The Apolitical Playlist


For a long time I’ve been incredibly self-conscious, and very private, about the music I listen to because of people I’ve encountered who based so much of their everyday judgement on music. Try being in a relationship with a sanctimonious music snob. Often they’re just on high-and-mighty power trips and want somebody to just agree with everything they say (and bow down to kiss their feet). Other times people are so invested in their music tastes that they won’t have much else to talk about or relate to without that conversation. Having met many people from both sides, I find it better to retreat and not talk about things at all.

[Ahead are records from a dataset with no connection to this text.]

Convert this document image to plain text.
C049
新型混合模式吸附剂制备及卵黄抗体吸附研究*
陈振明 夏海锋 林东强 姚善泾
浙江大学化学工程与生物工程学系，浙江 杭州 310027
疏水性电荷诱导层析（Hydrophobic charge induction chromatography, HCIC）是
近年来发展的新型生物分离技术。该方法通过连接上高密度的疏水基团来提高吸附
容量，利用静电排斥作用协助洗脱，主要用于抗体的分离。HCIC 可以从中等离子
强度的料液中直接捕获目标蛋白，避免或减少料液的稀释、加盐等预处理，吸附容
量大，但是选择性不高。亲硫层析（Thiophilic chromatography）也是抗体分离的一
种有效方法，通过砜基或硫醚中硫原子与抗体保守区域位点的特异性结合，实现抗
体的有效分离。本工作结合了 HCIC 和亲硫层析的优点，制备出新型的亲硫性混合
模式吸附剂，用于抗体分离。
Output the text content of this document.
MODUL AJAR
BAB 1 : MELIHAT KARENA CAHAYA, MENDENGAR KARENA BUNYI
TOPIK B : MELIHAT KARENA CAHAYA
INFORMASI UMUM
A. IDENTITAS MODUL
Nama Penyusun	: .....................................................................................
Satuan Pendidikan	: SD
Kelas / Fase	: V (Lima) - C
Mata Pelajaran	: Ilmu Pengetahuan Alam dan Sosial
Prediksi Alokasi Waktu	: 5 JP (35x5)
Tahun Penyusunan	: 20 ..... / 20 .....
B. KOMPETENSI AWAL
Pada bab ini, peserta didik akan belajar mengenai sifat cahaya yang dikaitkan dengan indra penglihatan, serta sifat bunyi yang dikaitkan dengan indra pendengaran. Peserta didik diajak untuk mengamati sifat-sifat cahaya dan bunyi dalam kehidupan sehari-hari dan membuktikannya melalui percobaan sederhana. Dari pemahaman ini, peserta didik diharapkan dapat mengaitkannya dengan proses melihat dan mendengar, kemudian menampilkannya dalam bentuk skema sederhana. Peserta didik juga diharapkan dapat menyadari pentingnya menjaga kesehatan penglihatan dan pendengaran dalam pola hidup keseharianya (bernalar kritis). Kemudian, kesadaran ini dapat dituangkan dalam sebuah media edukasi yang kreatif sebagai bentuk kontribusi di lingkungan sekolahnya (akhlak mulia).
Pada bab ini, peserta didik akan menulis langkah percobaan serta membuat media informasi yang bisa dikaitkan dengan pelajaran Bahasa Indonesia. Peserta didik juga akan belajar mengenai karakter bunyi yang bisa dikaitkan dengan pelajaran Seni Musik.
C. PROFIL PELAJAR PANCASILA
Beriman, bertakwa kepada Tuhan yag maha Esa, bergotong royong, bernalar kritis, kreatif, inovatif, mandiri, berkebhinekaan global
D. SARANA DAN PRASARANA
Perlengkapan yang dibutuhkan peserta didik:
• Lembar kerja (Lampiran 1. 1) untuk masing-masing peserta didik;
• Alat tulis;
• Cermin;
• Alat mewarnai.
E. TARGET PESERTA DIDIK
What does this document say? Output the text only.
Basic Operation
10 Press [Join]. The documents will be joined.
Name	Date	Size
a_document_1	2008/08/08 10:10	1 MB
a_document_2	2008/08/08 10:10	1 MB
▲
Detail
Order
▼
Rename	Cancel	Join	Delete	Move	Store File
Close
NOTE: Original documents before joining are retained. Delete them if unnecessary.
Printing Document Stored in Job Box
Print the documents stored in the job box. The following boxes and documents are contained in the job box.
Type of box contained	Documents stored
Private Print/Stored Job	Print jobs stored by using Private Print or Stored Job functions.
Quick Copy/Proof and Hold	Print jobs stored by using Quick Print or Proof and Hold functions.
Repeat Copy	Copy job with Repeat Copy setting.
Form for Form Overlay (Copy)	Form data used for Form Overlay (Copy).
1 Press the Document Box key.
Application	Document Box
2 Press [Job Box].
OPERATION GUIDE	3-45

It takes just a couple of vulnerable moments coinciding with this type of person to develop the social phobia of sharing music tastes that has shaped my life. There are running semi-jokes with family members who have no idea what music I have ever liked or listened to. When a conversation among a close group of friends organically turns to the subject of music I go mum and wait until the subject changes to something else. When hanging out in other people’s territory I go with the flow and don’t complain. In neutral territory I make no comments on the ambiance chosen by the venue in question.

But what do I do when I’m the host? What can I do that won’t be commented on there to my face, and what I can convince myself people won’t make fun of behind my back when they leave?

I’ve tuned out of popular music for nearly a decade now. I don’t listen to the radio for a number of reasons (primarily because I don’t drive a car and that seems to be the only place where radio still matters) and music specialty channels on TV stopped playing music videos years ago. The benefit of those was that I could passively be exposed to these new things. Other mediums like iTunes and YouTube where things are posted and you can go look for exposure to certain music and go by recommendations similar to your taste require active initiative: I’m responsible for what I choose to listen to. At least when I ignore music I can play the, well, ignorance card. When all I hear is played outside of my own choosing I am at least vaguely familiar with what songs are out there. But we’re in a different world – a world where music snobs have at their fingertips everything they need to be incredibly selective and refine their list of appreciated artists, but where the timid are in jeopardy of faux pas galore, in case anyone ever gets onto their computer to look in their music folder, or even their cache. Erase your history. You may start an ongoing feud because you watched one Carly Rae Jespen video online.